Several writers have written about or noted Zach Johnson's faith in trying to find something interesting to say about the Masters Champion. Craig Dolch did it here and of course Dan Jenkins of all people celebrated it in his Golf Digest letter from Augusta.
Well Tom Witosky in the Des Moines Register files a thoughtful piece that starts out sounding like an extended version of the Zach-loves-Jesus theme, but then takes an intriguing turn by pointing out that there is only so much preaching some can take before it could backfire.
Johnson's mention of his Christian faith after winning the Masters on Easter Sunday has stirred discomfort among some believing the separation between church and sport should be as strong as between church and state.
"Religion and sport today has become a mutual exploitation society," said Ray Higgs, professor emeritus of English at East Tennessee State University.

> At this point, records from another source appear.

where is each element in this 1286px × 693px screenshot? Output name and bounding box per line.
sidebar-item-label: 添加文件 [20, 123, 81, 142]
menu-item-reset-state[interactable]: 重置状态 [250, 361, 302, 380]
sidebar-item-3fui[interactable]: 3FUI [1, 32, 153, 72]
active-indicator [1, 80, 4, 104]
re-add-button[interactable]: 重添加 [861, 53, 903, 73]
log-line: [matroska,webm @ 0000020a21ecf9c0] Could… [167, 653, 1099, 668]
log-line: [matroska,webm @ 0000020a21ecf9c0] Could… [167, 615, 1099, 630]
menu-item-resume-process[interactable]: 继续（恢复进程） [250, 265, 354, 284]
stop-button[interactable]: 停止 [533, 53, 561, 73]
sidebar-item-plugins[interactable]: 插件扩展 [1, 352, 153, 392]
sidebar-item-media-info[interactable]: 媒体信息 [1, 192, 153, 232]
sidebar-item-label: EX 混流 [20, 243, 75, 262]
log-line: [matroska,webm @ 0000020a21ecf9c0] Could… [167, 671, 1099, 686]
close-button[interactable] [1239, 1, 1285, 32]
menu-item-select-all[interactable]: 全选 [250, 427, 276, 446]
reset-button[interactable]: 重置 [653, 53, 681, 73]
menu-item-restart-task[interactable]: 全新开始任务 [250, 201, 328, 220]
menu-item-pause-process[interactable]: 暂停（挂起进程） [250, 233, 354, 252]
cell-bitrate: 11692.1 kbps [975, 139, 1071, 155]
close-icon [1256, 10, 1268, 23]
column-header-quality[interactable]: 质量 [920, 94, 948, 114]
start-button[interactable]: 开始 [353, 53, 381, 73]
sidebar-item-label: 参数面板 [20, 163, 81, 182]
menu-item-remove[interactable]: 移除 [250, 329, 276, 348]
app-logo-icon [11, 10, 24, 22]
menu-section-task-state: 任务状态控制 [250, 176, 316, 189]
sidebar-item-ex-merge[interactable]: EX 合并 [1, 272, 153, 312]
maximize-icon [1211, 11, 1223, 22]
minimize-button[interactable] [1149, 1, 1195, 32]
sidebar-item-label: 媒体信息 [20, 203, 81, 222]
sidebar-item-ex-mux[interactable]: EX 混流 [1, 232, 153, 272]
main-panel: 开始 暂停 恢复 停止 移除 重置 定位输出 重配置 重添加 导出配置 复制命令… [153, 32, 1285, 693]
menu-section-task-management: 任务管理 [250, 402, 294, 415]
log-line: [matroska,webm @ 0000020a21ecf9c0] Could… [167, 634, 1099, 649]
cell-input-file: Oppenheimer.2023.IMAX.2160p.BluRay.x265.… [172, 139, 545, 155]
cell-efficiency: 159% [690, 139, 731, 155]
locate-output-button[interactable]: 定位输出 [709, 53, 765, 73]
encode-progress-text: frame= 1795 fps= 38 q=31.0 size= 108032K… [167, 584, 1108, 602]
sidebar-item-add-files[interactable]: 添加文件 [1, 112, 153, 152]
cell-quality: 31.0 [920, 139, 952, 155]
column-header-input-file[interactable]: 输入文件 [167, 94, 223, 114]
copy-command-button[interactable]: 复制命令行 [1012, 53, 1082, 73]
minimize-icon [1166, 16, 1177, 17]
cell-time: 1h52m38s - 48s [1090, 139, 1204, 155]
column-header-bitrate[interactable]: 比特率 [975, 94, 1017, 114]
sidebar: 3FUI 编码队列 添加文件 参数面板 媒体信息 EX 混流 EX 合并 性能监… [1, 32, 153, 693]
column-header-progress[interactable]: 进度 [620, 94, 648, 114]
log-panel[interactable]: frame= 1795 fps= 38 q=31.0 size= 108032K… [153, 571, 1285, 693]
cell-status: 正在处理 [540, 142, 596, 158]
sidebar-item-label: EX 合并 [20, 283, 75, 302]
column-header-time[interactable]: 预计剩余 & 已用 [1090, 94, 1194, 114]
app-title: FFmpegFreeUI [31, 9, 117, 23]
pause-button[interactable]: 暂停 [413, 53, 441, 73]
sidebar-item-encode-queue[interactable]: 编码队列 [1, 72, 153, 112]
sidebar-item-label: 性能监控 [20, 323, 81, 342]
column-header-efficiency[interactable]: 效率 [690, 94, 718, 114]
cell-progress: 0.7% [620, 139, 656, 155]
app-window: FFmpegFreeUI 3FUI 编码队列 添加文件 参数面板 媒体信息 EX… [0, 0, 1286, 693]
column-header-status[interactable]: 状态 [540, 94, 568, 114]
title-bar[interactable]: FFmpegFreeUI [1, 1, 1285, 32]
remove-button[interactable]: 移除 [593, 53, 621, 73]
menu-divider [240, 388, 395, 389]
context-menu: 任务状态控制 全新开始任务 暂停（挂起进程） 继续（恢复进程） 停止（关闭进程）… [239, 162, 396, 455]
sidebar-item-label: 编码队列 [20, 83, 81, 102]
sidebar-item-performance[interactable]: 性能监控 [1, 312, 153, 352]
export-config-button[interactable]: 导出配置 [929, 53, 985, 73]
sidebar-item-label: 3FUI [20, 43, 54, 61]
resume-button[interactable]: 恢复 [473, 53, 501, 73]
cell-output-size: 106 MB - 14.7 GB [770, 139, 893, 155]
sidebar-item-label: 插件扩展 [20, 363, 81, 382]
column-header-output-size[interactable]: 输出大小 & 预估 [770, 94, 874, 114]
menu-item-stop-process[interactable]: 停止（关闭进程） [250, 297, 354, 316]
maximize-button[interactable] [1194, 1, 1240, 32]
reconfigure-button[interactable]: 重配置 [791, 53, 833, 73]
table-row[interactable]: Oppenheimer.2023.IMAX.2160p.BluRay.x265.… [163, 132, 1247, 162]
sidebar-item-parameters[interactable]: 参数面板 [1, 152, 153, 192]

At the same time, Johnson's profession sparked the imagination of those who believe sport and religion can be a positive, powerful combination.
And those who know Johnson, 31, say his faith is as much a part of him as is the ability to hit a five-iron within 10 feet of the cup.
"There is no pretense, no hidden agenda, no proselytizing" with Johnson, said Kay Bloom, his former theology teacher at Cedar Rapids Regis High School. "Ultimately, he is owning his faith and he simply shared it with everyone."
"It is really a fine line and you have to be careful from a marketing point of view," said Rick Horrow, a nationally known expert on sports marketing and professional athletics.
"Zach Johnson genuinely has to be himself, and that includes his strong faith," Horrow said. "But he has to watch out that people don't think he is preaching to them."
Chapman Clark, a professor at the Fuller Theological Seminary in California, said Johnson and those surrounding him will have to adjust to that reality quickly.
"My suggestion is that he get himself some sharp people to help him develop his message so that it doesn't come across as exploitative," Clark said.
Paging the LPGA's brand coach!
Higgs, the East Tennessee State professor emeritus, has written several books and articles on religion and sport, including "God in the Stadium: Sports and Religion in America."
He believes the potential tension involved in tying religion to sport has grown as American culture fixated on sports success - as opposed to sports excellence. The emphasis on winning, he said, has turned people away from the value of athletics to focus on victory and money.
"The truth of the matter is there is no correlation between victory and virtue," Higgs said.